Best Practices

This section provides recommendations on configuring common parameters for Kafka producers and consumers.

Table 1 Producer parameters

Parameter

Default Value

Recommended Value

Description

acks

1

all or -1 (if high reliability mode is selected)

1 (if high throughput mode is selected)

Number of acknowledgments the producer requires the server to return before considering a request complete. This controls the durability of records that are sent. Options:

0: The producer will not wait for any acknowledgment from the server at all. The record will be immediately added to the socket buffer and considered sent. No guarantee can be made that the server has received the record, and the retries configuration will not take effect (as the client generally does not know of any failures). The offset given back for each record will always be set to -1.

1: The leader will write the record to its local log but will respond without waiting until receiving full acknowledgement from all followers. If the leader fails immediately after acknowledging the record but before the followers have replicated it, the record will be lost.

all or -1: The leader will wait for the full set of replicas to acknowledge the record. This is the strongest available guarantee because the record will not be lost even if there is just one replica that works. min.insync.replicas specifies the minimum number of replicas that must acknowledge a write for the write to be considered successful.

retries

0

Set as required.

Number of times that the client resends a message. Setting this parameter to a value greater than zero will cause the client to resend any record that failed to be sent.

Note that this retry is no different than if the client resends the record upon receiving the error. Allowing retries will potentially change the ordering of records because if two batches are sent to the same partition, and the first fails and is retried but the second succeeds, then the records in the second batch may appear first.

You are advised to configure producers so that they can be able to retry in case of network disconnections. Set retries to 3 and the retry interval retry.backoff.ms to 1000.

request.timeout.ms

30000

Set as required.

Maximum amount of time (in ms) the client will wait for the response of a request. If the response is not received before the timeout elapses, the client will throw a timeout exception.
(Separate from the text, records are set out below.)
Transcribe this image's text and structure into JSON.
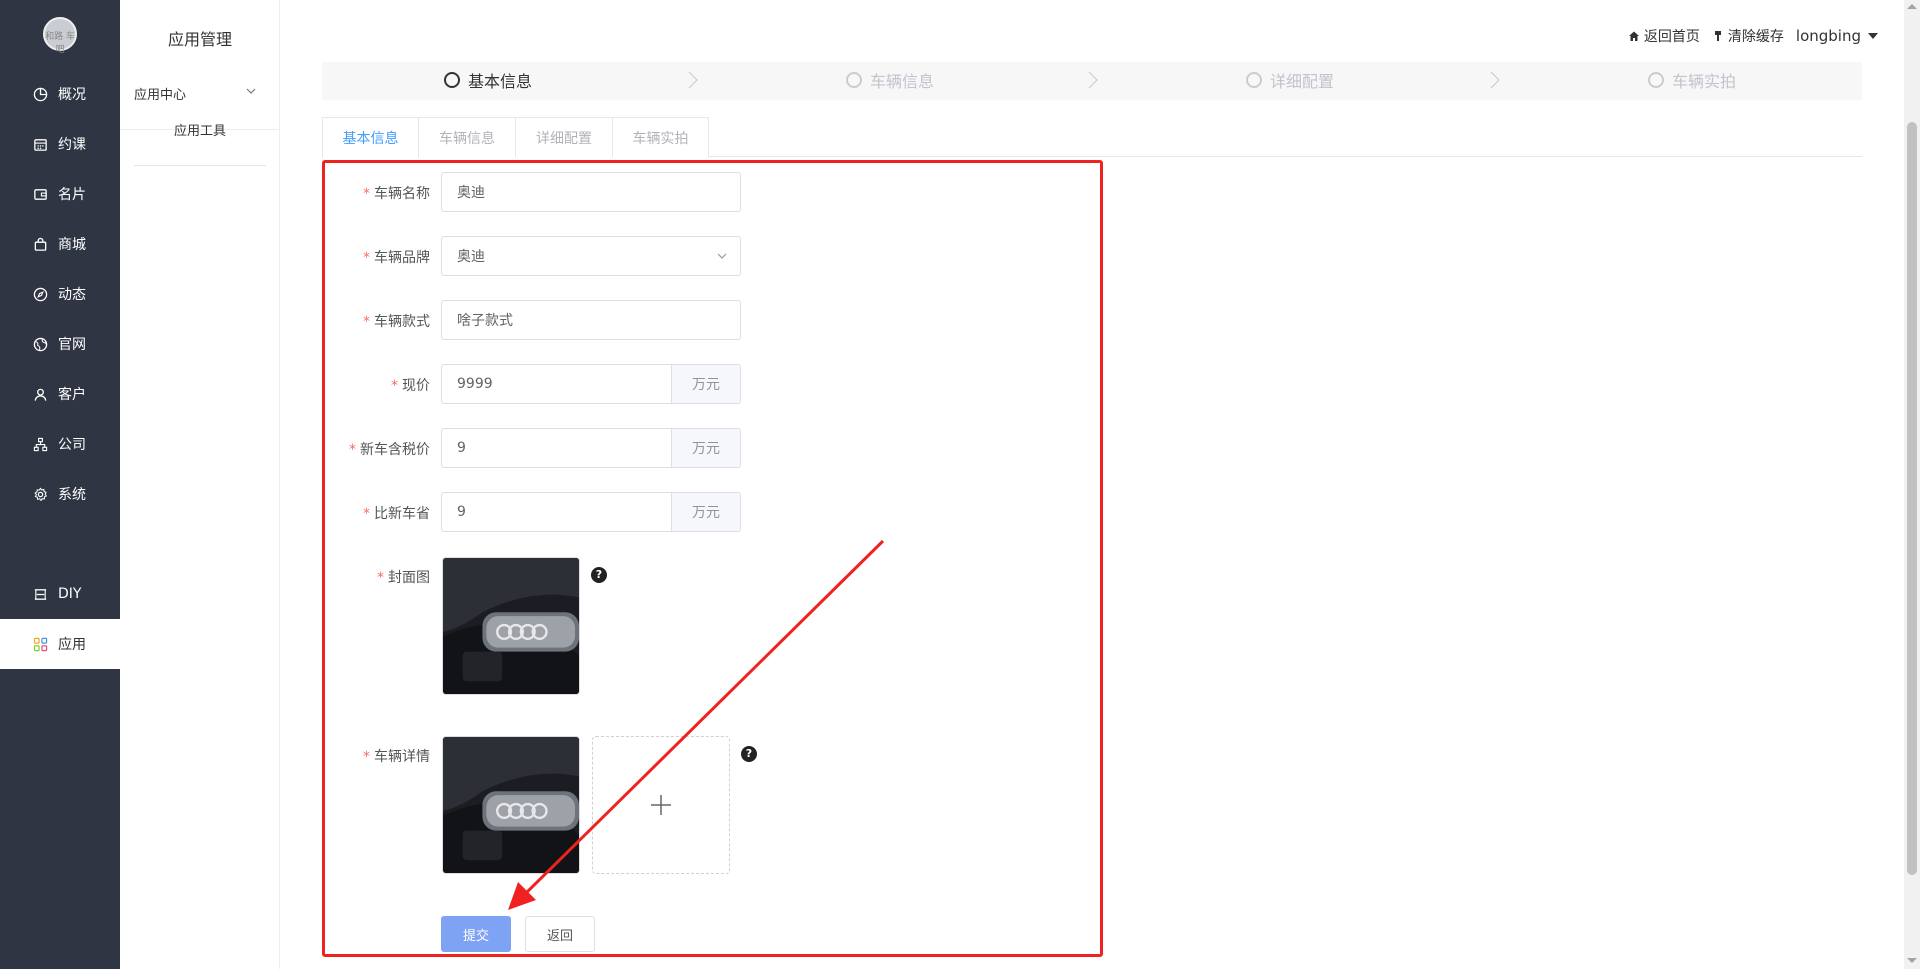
{
  "sidebar": {
    "logo_text": "和路\n车吧",
    "items": [
      {
        "label": "概况",
        "icon": "pie-chart-icon"
      },
      {
        "label": "约课",
        "icon": "calendar-icon"
      },
      {
        "label": "名片",
        "icon": "card-icon"
      },
      {
        "label": "商城",
        "icon": "shopping-bag-icon"
      },
      {
        "label": "动态",
        "icon": "compass-icon"
      },
      {
        "label": "官网",
        "icon": "globe-icon"
      },
      {
        "label": "客户",
        "icon": "user-icon"
      },
      {
        "label": "公司",
        "icon": "org-chart-icon"
      },
      {
        "label": "系统",
        "icon": "gear-icon"
      },
      {
        "label": "DIY",
        "icon": "diy-icon"
      },
      {
        "label": "应用",
        "icon": "apps-grid-icon",
        "active": true
      }
    ]
  },
  "subbar": {
    "title": "应用管理",
    "group": "应用中心",
    "item": "应用工具"
  },
  "header": {
    "home_link": "返回首页",
    "clear_cache": "清除缓存",
    "username": "longbing"
  },
  "steps": [
    {
      "label": "基本信息",
      "active": true
    },
    {
      "label": "车辆信息",
      "active": false
    },
    {
      "label": "详细配置",
      "active": false
    },
    {
      "label": "车辆实拍",
      "active": false
    }
  ],
  "tabs": [
    {
      "label": "基本信息",
      "active": true
    },
    {
      "label": "车辆信息",
      "active": false
    },
    {
      "label": "详细配置",
      "active": false
    },
    {
      "label": "车辆实拍",
      "active": false
    }
  ],
  "form": {
    "name_label": "车辆名称",
    "name_value": "奥迪",
    "brand_label": "车辆品牌",
    "brand_value": "奥迪",
    "model_label": "车辆款式",
    "model_value": "啥子款式",
    "price_label": "现价",
    "price_value": "9999",
    "new_price_label": "新车含税价",
    "new_price_value": "9",
    "save_label": "比新车省",
    "save_value": "9",
    "unit": "万元",
    "cover_label": "封面图",
    "detail_label": "车辆详情",
    "help_glyph": "?",
    "submit": "提交",
    "back": "返回"
  },
  "colors": {
    "sidebar_bg": "#2f3542",
    "primary": "#409eff",
    "submit_bg": "#7fa3f4",
    "annotation_red": "#f0221f",
    "required": "#f56c6c"
  }
}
Setting this parameter to a large value, for example, 127000 (127s), can prevent records from failing to be sent in high-concurrency scenarios.

block.on.buffer.full

TRUE

TRUE

Setting this parameter to TRUE indicates that when buffer memory is exhausted, the producer must stop receiving new message records or throw an exception.

By default, this parameter is set to TRUE. However, in some cases, non-blocking usage is desired and it is better to throw an exception immediately. Setting this parameter to FALSE will cause the producer to instead throw "BufferExhaustedException" when buffer memory is exhausted.

batch.size

16384

262144

Default maximum number of bytes of messages that can be processed at a time. The producer will attempt to batch records together into fewer requests whenever multiple records are being sent to the same partition. This improves performance of both the client and the server. No attempt will be made to batch records larger than this size.
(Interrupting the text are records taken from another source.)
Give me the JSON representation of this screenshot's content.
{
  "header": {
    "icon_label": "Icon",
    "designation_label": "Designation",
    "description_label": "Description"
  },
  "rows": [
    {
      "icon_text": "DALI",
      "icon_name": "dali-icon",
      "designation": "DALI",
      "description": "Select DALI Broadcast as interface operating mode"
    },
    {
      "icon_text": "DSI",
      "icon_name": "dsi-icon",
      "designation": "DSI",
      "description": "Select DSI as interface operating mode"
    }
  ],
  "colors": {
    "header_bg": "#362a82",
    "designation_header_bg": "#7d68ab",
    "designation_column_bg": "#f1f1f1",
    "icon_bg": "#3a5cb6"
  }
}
Requests sent to brokers will contain multiple batches, one for each partition with data available to be sent.

A smaller batch size will make batching less common and may reduce throughput (a batch size of zero will disable batching entirely). A larger batch size may use more memory as a buffer of the specified batch size will always be allocated in anticipation of additional records.

buffer.memory

33554432

67108864

Total bytes of memory the producer can use to buffer records waiting to be sent to the server. If data is generated faster than it is sent to the broker, the producer blocks or throw a "block.on.buffer.full" exception.

This setting should correspond roughly to the total memory the producer will use, but is not a rigid bound since not all memory the producer uses is used for buffering. Some additional memory will be used for compression (if compression is enabled) as well as for maintaining in-flight requests.

Table 2 Consumer parameters

Parameter

Default Value

Recommended Value

Description

auto.commit.enable

TRUE

FALSE

If this parameter is set to TRUE, the offset of messages already fetched by the consumer will be periodically committed to ZooKeeper. This committed offset will be used when the process fails as the position from which the new consumer will begin.

Constraints: If this parameter is set to FALSE, to avoid message loss, an offset must be committed to ZooKeeper after the messages are successfully consumed.

auto.offset.reset

latest

earliest

Indicates what to do when there is no initial offset in ZooKeeper or if the current offset has been deleted. Options:

earliest: Automatically reset to the smallest offset.

latest: Automatically reset to the largest offset.

none: The system throws an exception to the consumer if no offset is available.

anything else: The system throws an exception to the consumer.

connections.max.idle.ms

600000

30000

Timeout interval (in ms) for an idle connection. The server closes the idle connection after this period of time ends. Setting this parameter to 30000 can reduce the server response failures when the network condition is poor.